BOTL Farm has outgrown our acreage. BOTL Farm currently sits on 0.49 acres, which for those of you who are math connoisseurs or those of you who work in City Planning, that’s less than the half an acre required to legally split a city lot and rent out the busted trailer park home the previous owner left parked out back. With dreams of wide open spaces, green fields, and the grass on the other side of the fence, we set out to find a farm. We decided to search Connecticut, because we enjoy their tiny blue license plates, the delicious restaurants of the New Haven area, and the challenging but temperate climate. Also if you’ve ever tried to raise 55 pasture rabbits and two bee hives in your backyard while living next door to the town’s mayor, you might understand that sometimes operational development requires scaling both horizontally and vertically, and that scale-up and scale-out operations mean both bigger rabbits and bigger pastures.
Like all good farmers, we decided to write a business plan. There are two primary reasons to write a business plan — the first is to convince an investor or bank that the ideas you’re pursuing are sound, and the second is to introspectively review one’s own motivation in a financial endeavor. As it turns out, the bank didn’t care but we did find it useful to contemplate the average number of eggs specific chicken breeds might be expected to produce when living at a specific latitude and subjected to a specific gravity.
The business plan dictated we would need certain things. We wanted a farm built around livestock, specifically pigs because pork is delicious and not terribly bad for the world. If you’ve never had sous vide pork shoulder wrapped in pig skin and cooked to perfection with optional mac and cheese, we recommend reviewing the recipe in our previous blog post. We think you too will be convinced that pig farming is the way of the future. Our business plan was built around raising pigs, rabbits, chickens, goats, honey bees, partridges, and fruit bearing trees. Just kidding about the partridges. We wanted to find about 40 acres of land, ideally in a way that we could clear it for pasture and grow enough food to feed ourselves and our animals, which in turn we can sell to fund the farm.

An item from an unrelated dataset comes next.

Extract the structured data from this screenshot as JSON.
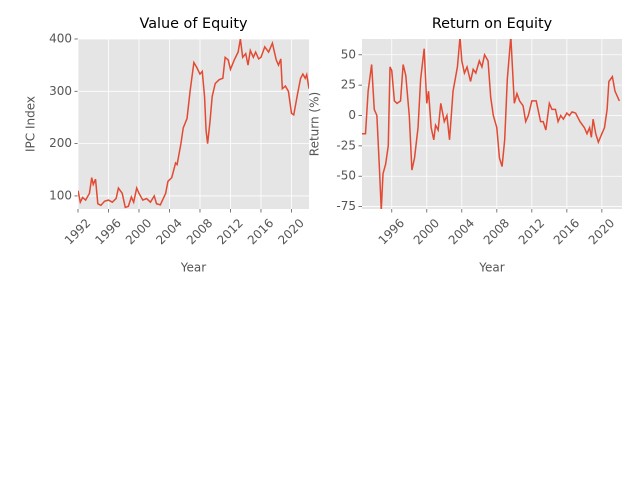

If you’ve ever bought a house, you might have an idea of how stressful it is. You’re spending a significant percentage of all the money you will ever make, and you’re trying real hard not to screw anything up. What if the house has termites? What if the house has a primary foundational support post resting awkwardly on a stack of rocks in the crawl space? What if the house has three septic systems, none of which are serviceable and one of which is located real close to the well water? What if a previous home inspector had condemned the garage as unfit for human or designer pickup truck habitation?
Well fortunately, here at BOTL Farm, we don’t believe in designer pick-up trucks. We drive a Jeep until the wheels fall off, then we yell at our brother in law for forgetting to tighten the lug nuts and we just keep right on driving.
So without further ado, BOTL Farm is buying the farm! Not like in the dying sense, that would be bad and we’re still very much alive, but we’re buying 40 acres in Eastern CT and hoping to raise a bunch of animals. We hope this will allow us to bring you more delicious products in the future.